[Flac-dev] Re: Lossless AMI ADPCM

Josh Coalson j_coalson at yahoo.com
Thu Jun 28 14:07:43 PDT 2001

I'm copying the flac-dev list to see if anyone has any
feedback also...

--- Juhana Sadeharju <kouhia at nic.funet.fi> wrote:
> Hello again. I had time to check the paper out. I have filled the
> steps given in the paper with formulae, and then written a piece of
> C code. It is not complete code, but could be a reasonable start.
> Maybe there is one typo in the paper -- I have pointed out it in
> my notes below -- please check. This is only encoder, and I don't
> know what Q, L and S exactly are -- perhaps Sox's AMI ADPCM code
> could tell that; I have not yet checked at it.
> [C pseudo-code snipped]

This is referring to the following paper:


> What do you think about the algorithm given in the paper, and
> should we implement it to FLAC?
> The paper writes about 1:5 compression ratios, but I'm not sure
> could it be true with pop music. For sure 1:4 ratio would be
> a great thing to have, compared to FLAC's 1:2 ratio.

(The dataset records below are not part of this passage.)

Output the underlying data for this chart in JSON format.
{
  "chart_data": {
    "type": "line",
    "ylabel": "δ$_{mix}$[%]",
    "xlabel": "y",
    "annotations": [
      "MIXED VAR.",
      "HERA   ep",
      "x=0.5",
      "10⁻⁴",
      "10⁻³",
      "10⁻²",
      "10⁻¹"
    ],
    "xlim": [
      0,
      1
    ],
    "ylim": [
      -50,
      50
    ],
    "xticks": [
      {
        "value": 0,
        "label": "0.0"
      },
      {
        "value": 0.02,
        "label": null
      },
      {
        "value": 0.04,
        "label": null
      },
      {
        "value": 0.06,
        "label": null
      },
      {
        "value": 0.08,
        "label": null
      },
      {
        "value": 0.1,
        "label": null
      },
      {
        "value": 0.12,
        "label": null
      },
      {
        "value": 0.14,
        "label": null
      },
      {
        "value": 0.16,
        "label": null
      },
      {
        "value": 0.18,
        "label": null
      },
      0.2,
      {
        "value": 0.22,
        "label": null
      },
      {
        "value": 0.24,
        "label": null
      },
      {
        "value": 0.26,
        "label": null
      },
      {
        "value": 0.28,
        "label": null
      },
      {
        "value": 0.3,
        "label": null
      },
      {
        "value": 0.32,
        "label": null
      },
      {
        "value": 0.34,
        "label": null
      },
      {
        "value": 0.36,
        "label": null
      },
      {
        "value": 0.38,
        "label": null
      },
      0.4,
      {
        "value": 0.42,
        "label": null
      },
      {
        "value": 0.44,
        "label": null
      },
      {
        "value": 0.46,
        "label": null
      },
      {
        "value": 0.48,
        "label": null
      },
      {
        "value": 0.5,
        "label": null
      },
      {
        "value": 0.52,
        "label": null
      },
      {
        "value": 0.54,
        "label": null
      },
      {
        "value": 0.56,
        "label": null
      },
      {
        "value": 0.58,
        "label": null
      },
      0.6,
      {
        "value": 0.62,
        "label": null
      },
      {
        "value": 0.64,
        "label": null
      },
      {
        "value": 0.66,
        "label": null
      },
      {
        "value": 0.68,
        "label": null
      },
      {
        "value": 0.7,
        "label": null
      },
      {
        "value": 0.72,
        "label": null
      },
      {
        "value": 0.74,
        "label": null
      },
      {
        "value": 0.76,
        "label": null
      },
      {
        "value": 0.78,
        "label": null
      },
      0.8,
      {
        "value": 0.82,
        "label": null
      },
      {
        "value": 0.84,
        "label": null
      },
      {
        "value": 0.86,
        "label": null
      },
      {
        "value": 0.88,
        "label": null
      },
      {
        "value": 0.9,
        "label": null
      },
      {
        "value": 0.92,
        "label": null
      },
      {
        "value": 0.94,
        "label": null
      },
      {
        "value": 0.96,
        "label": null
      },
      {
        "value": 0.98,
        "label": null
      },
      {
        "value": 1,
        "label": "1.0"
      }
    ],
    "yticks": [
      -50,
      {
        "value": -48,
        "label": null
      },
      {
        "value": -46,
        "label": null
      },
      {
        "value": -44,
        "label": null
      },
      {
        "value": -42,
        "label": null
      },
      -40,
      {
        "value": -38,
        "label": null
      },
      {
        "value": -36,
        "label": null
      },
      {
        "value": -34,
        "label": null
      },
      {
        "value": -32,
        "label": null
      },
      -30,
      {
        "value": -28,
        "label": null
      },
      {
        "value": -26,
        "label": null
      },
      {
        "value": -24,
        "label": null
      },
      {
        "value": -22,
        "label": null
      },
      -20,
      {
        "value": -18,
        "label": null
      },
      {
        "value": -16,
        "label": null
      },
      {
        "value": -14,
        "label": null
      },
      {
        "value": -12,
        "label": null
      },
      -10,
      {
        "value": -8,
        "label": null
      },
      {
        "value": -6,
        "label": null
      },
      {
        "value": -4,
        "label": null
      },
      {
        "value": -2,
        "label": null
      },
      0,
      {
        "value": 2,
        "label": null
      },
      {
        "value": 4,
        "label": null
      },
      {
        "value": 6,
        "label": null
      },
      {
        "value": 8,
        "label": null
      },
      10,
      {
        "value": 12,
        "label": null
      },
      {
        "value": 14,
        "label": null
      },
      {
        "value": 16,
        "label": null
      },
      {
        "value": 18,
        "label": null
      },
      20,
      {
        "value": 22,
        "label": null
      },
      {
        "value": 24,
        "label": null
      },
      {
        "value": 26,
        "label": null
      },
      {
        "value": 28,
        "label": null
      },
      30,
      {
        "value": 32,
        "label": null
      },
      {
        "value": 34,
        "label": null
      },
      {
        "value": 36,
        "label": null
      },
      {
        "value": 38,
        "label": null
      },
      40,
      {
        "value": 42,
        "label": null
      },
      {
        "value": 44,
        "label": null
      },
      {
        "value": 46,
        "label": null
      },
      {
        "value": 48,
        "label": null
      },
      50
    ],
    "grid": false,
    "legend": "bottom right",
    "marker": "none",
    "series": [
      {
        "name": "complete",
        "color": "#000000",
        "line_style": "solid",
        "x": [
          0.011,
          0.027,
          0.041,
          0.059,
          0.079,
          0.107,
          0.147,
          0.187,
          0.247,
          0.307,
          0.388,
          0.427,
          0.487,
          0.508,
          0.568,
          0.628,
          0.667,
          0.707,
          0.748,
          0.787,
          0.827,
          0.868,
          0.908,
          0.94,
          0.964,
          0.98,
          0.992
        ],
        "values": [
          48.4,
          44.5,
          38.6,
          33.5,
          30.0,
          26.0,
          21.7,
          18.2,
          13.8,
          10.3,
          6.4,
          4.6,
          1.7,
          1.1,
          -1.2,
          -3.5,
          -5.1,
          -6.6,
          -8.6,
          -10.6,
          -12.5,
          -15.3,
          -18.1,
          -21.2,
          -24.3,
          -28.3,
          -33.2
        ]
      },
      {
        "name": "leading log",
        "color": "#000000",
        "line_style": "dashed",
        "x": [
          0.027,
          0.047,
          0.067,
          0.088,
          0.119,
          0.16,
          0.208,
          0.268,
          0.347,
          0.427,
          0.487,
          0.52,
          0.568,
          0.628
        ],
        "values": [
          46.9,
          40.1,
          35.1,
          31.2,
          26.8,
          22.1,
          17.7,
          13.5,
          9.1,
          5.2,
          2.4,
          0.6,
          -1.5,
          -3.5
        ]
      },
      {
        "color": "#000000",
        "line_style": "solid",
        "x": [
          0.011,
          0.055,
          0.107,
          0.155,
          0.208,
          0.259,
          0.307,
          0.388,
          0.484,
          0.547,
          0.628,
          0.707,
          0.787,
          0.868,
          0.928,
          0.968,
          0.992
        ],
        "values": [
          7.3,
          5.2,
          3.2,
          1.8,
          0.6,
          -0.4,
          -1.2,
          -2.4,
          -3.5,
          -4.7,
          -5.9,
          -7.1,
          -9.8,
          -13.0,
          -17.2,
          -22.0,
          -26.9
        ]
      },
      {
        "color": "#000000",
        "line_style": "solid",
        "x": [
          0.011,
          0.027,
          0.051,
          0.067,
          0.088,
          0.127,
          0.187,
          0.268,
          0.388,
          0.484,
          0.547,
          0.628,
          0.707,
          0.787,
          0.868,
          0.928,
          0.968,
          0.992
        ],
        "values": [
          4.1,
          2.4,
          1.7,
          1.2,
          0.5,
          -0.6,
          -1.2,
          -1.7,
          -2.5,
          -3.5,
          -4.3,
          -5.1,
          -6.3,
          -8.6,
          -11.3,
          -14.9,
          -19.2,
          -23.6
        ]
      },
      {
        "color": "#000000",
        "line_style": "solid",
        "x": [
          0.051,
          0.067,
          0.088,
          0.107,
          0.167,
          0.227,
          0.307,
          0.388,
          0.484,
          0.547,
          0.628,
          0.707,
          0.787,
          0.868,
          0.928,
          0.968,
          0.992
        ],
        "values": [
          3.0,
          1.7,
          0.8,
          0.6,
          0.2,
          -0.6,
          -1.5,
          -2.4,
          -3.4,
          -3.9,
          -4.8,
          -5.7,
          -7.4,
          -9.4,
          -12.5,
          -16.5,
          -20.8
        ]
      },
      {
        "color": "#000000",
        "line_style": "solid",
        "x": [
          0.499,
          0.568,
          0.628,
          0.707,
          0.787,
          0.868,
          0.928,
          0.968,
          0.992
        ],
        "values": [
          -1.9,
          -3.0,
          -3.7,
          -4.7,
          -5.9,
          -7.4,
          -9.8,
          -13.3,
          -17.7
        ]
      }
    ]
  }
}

I don't think this method is relevant to FLAC and here's why.

First, the results they show are for compression of data
that has already been lossily quantized to fewer bits per
sample, e.g. u-Law and A-Law are logarithmic quantizations
of 16-bit data to 8-bit.

Second, the average ratio (assuming the table describes
ratios, since the omitted the units) for 44.1kHz audio
is 3:1.  They only vaguely mention the sources for the
material.  I can choose material that gives those ratios
even for linear PCM.

Aside from that, their prediction idea is to use a very
large filter kernel (thousands of taps), and adapt the
kernel instead of transmitting it for each frame.  A
long kernel theoretically means more accurate prediction
because of the long time correlation, especially since
audio data is highly oversampled most of the time.  It
is apparent their method is geared for speech and I
think is not so good for general music compression, for
a few reasons:

1. Computing such a large filter is computationally
expensive.  Standard autocorrelation->Levinson-Durbin
will be too slow.  So they use RLS, which has stability

2. They can use Huffman encoding on the residual because
the alphabet is small (since the samples have already
been quantized down to 8 bits or less).  If you are
working with 16-bit or 24-bit data, generic Huffman is
not practical because of the dictionary size.  That's
why most (all?) such codecs use Rice coding.

I have done some tests with long kernels and it does
not buy very much extra compression.  Most of the slack
can be taken up with better entropy coding.